Bi the Way / Lipstick Lesbian: Made out with Francine in "Not Particularly Desperate Housewives" as a way of saying a goodbye, despite being married to a man. Miraculously, this saves Francine from getting killed by the Lady Bugs, and Francine thanks Linda, thinking the kiss was a plan to save her. Linda, clearly disappointed, just goes along with that and claims she needed to get back home to her husbands that "she loves". Overall, it's suggested that Linda's not truly attracted to her husband and is a closeted lesbian, and it's revealed that her husband is aware of her preferences.
"Rough Trade", has her making her bust more noticeable by unbuttoning her shirt when she went to go borrow some sugar from Francine, which really was an attempt to hit on her. However, Linda quickly covers up when Stan comes to the door instead.
In the same episode, when Linda starts gushing over Francine, her husband mutters "Oh boy, Here We Go Again...can I at least watch this time?"
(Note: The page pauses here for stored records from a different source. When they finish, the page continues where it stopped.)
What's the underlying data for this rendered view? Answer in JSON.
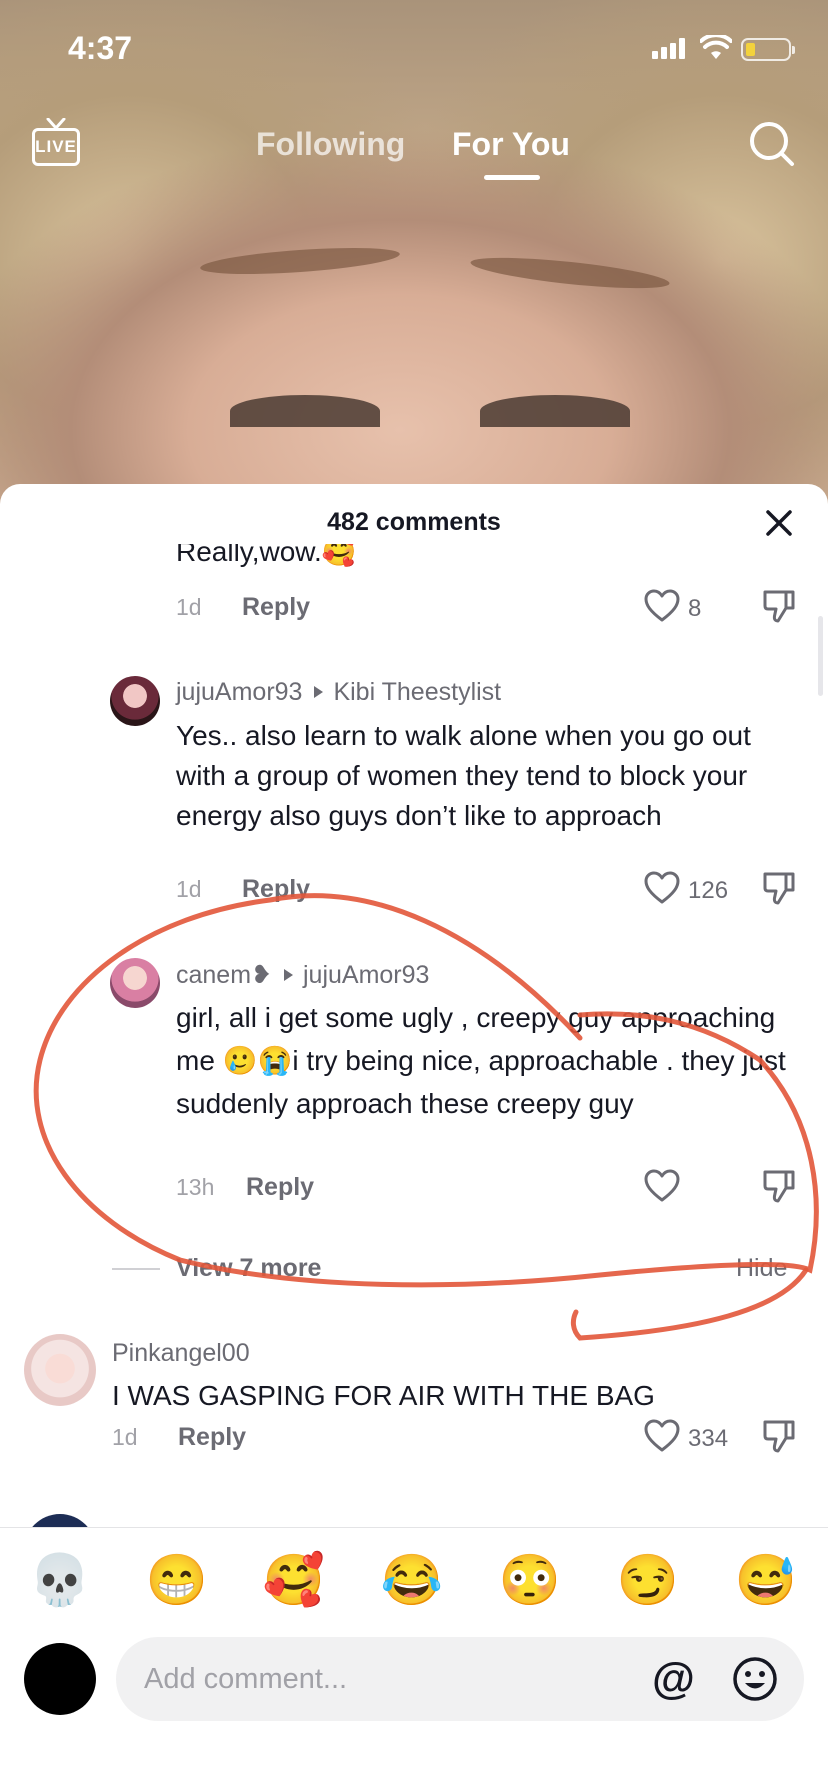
{
  "status_bar": {
    "time": "4:37",
    "battery_color": "#f3d23c"
  },
  "top_nav": {
    "live_label": "LIVE",
    "tabs": [
      {
        "label": "Following",
        "active": false
      },
      {
        "label": "For You",
        "active": true
      }
    ]
  },
  "comments_sheet": {
    "title": "482 comments",
    "comments": [
      {
        "text": "Really,wow.🥰",
        "time": "1d",
        "reply_label": "Reply",
        "likes": "8"
      },
      {
        "author": "jujuAmor93",
        "reply_to": "Kibi Theestylist",
        "text": "Yes.. also learn to walk alone when you go out with a group of women they tend to block your energy also guys don’t like to approach",
        "time": "1d",
        "reply_label": "Reply",
        "likes": "126"
      },
      {
        "author": "canem❥",
        "reply_to": "jujuAmor93",
        "text": "girl, all i get some ugly , creepy guy approaching me 🥲😭i try being nice, approachable . they just suddenly approach these creepy guy",
        "time": "13h",
        "reply_label": "Reply",
        "likes": ""
      },
      {
        "author": "Pinkangel00",
        "text": "I WAS GASPING FOR AIR WITH THE BAG",
        "time": "1d",
        "reply_label": "Reply",
        "likes": "334"
      }
    ],
    "view_more_label": "View 7 more",
    "hide_label": "Hide"
  },
  "emoji_bar": [
    "💀",
    "😁",
    "🥰",
    "😂",
    "😳",
    "😏",
    "😅"
  ],
  "comment_input": {
    "placeholder": "Add comment..."
  },
  "annotation_color": "#e2563a"
}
Demoted to Extra: Linda never really appeared in later seasons, along with her husband. This may be justified as she didn't have much of a character beyond crushing on Francine.
Gadgeteer Genius: He used to work for Disney. See the treehouse he built and the amazing haunted house he put together for Halloween as proof of his abilities. As Francine put it in regards to the haunted house:
Francine (disturbed): I actually don't know how I got out. The front hallway spiraled into a black hole and the weather kept changing and I was a child again.
Jerkass: She complains to Buckle a lot. Though the fact that she was raised by a rich dad may have something to do with it. She was not used to not getting what she wants so it probably inflated her ego.
An efficient and mysterious wedding planner with links to organised crime.
Anti-Hero: Or Anti-Villain. Her actions all stem from wanting to pull off the perfect wedding so in a way she's simply giving her clients exactly what they want regardless of her questionable ethics in pulling it off.
Take Our Word for It: The "sexy barnyard stuff" she has on her website which she explicitly tells Stan that he could not be too cautious in scrubbing his hard drive down if he saw it, clearly stating they'd both go to jail.
Throw It In: When her "breast" (an orange) rolls out of her clothes, she rolls with it, declaring herself a breast cancer survivor.
An elderly medium who frequently deals with copyright infringement lawsuits and disperses advice on sex. Is called in to handle the personification of Francine's repressed sexual needs when it manifests as a bloodthirsty ghost.
Never Mess with Granny: When it looks like they're about to die because Stan has yet to fully pleasure Francine, Ruby (or more likely Roger breaking out of character) forces a bottle of Mexican tar Viagra suppositories down Stan's throat and orders him to get back in bed.